BlackBerry Explores Strategic Alternatives – Patents for Sale
Last week, BlackBerry announced that it is officially up for sale. The company has been struggling for quite some time, desperately scrambling to increase subscriber numbers and market share with new products and other creative “strategic alternatives.”
Now that the company is officially on the market, some are worried that it may have a hard time drawing a buyer. However, the company may have one technology up its sleeve that could give it the boost in value it needs.
BlackBerry subsidiary Certicom is currently in possession of patents regarding a form of encryption that government officials note is the best way to protect sensitive data. Better known as elliptic curve cryptography, the technology is used primarily in emails sent from BlackBerry devices and in communications sent by the US government.
Currently, the company owns 130 of the encryption patents, and they could easily be BlackBerry’s biggest asset. The patents were first purchased back in 2009 for just over $100
million, and are expected to be worth much more today.
So who might be interested in purchasing the company? Some analysts are pointing to Chinese manufacturers, like Lenovo and ZTE, who are currently competing aggressively in developing countries with lower-end devices. BlackBerry could be the push that these companies need to get ahead.

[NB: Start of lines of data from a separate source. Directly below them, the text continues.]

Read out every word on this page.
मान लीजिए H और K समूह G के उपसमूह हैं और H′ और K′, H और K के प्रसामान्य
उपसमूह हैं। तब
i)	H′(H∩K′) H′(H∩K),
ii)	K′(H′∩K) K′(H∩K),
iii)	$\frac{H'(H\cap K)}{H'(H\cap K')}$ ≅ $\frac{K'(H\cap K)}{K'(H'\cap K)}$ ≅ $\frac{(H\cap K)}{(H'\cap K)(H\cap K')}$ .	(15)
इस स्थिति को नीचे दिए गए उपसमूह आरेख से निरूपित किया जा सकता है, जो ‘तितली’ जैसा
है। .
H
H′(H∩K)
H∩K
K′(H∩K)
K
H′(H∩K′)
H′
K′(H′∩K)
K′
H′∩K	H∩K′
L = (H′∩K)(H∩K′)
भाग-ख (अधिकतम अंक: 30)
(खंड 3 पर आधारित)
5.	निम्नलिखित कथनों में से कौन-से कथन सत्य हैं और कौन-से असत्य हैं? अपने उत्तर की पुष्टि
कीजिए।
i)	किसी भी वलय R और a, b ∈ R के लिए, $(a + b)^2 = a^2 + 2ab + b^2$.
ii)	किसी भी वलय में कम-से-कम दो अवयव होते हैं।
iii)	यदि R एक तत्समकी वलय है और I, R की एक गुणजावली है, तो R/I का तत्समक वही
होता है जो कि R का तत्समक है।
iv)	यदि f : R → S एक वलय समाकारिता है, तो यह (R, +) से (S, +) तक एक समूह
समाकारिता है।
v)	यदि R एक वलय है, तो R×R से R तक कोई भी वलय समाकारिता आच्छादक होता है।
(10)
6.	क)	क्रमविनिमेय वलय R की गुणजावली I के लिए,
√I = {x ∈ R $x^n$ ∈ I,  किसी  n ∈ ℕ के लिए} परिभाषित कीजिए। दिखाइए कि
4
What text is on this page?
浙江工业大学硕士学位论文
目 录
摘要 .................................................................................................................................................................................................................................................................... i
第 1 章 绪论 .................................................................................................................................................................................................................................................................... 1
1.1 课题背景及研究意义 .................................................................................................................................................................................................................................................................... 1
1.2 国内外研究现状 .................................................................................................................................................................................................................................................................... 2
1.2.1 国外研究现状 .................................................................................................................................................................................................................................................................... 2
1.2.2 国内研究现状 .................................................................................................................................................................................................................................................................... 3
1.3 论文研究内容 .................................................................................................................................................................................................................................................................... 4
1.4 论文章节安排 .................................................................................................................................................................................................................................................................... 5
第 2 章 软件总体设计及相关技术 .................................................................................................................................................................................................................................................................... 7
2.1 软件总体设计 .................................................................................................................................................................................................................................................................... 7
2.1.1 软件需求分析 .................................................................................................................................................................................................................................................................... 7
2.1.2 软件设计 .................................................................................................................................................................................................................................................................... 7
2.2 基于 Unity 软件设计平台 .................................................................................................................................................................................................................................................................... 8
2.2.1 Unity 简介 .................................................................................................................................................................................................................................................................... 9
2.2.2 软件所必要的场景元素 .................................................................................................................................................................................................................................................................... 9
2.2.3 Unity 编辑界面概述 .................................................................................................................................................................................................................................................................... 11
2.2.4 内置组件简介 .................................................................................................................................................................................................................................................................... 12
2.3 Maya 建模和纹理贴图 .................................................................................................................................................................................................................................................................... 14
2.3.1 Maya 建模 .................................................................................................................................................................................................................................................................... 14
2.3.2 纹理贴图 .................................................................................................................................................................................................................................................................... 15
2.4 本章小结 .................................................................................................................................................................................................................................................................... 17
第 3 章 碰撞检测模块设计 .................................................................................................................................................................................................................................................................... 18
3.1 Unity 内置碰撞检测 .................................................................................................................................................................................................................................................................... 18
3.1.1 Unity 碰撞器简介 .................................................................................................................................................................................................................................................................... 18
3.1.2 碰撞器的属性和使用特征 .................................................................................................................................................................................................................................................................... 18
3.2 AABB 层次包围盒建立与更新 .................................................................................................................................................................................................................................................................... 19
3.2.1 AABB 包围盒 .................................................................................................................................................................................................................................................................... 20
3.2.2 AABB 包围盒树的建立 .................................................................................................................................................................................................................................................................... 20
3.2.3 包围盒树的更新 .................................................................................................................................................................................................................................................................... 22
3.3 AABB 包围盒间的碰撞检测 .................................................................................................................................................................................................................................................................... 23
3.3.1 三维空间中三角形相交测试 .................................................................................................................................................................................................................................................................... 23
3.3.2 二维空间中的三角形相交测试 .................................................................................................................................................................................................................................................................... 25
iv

Regardless, it will be interesting to see how the company fairs in the near future, whether it’s selling off parts of its technology and patents or refocusing its efforts on innovating new products. Chairman of BlackBerry’s Special Committee of the Board said in a recent blog post that “Given the importance and strength of our technology, and the evolving industry and competitive landscape, we believe that now is the right time to explore strategic alternatives.”